Это заставляет меня вернуться к рассказу моего друга. Правда ли, что в то время, в котором мы живем, Богемии нужен свой Бальзак? Может быть. Может быть, чехам было бы полезно читать романы о новой капитализации своей страны, обширный, богатый цикл романов, со множеством персонажей, в духе Бальзака. Но ни один романист, достойный этого имени, не напишет подобный роман. Было бы нелепо написать еще одну «Человеческую комедию». Потому что если История (история человечества) может из-за дурного вкуса повторяться, то история искусства повторений не терпит. Искусство существует не для того, чтобы показывать, подобно большому зеркалу, все перипетии, вариации, бесконечные повторы Истории. Искусство не духовой оркестр, что аккомпанирует ходу Истории. Его задача — создавать свою собственную историю. Если что и останется от Европы — так это не ее повторяющаяся история, которая сама по себе не представляет никакой ценности. Единственное, что имеет шанс остаться, — это история искусств.
Часть вторая
Die Weltliteratur [15]
Европеец, националист он или космополит, утратил он связь с родиной или нет, определяется по его отношению к родине; национальная проблематика в Европе, очевидно, сложнее, серьезнее, чем где-либо еще, во всяком случае другая. К этому прибавляется еще одна особенность: наряду с крупными нациями в Европе существуют нации маленькие, многие из которых в течение двух последних столетий обрели (или вернули) свою политическую независимость. Возможно, их существование позволило мне понять, что культурное различие — это самая большая европейская ценность. В эпоху, когда русский мир хотел переделать мою маленькую страну по своему подобию, я сформулировал свой идеал Европы: максимум разнообразия на минимуме пространства;русские больше не управляют моей родной страной, но этот идеал по-прежнему в опасности.
15
Die Weltliteratur — мировая литература (нем.).

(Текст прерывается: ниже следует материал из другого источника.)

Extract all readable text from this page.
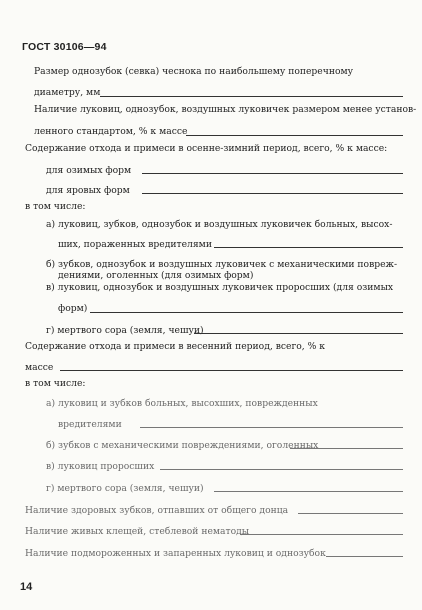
ГОСТ 30106—94
Размер однозубок (севка) чеснока по наибольшему поперечному
диаметру, мм
Наличие луковиц, однозубок, воздушных луковичек размером менее установ-
ленного стандартом, % к массе
Содержание отхода и примеси в осенне-зимний период, всего, % к массе:
для озимых форм
для яровых форм
в том числе:
а) луковиц, зубков, однозубок и воздушных луковичек больных, высох-
ших, пораженных вредителями
б) зубков, однозубок и воздушных луковичек с механическими повреж-
дениями, оголенных (для озимых форм)
в) луковиц, однозубок и воздушных луковичек проросших (для озимых
форм)
г) мертвого сора (земля, чешуи)
Содержание отхода и примеси в весенний период, всего, % к
массе
в том числе:
а) луковиц и зубков больных, высохших, поврежденных
вредителями
б) зубков с механическими повреждениями, оголенных
в) луковиц проросших
г) мертвого сора (земля, чешуи)
Наличие здоровых зубков, отпавших от общего донца
Наличие живых клещей, стеблевой нематоды
Наличие подмороженных и запаренных луковиц и однозубок
14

Все нации Европы проживают обитую судьбу, но каждая проживает ее по-своему, исходя из собственного, особого опыта. Вот почему история каждого европейского искусства (живопись, роман, музыка и т. д.) предстает как эстафета, где различные нации передают от одной к другой одну и ту же эстафетную палочку. Полифония сделала первые шаги во Франции, продолжила свое развитие в Италии, достигла невероятной сложности в Нидерландах и завершилась в Германии творчеством Баха; подъем английского романа XVIII века сменился эпохой французского романа, затем русского романа, потом скандинавского и т. д. Динамизм и долгое дыхание истории европейских искусств невозможно представить себе без существования наций, чей разнообразный опыт является неиссякаемым источником вдохновения.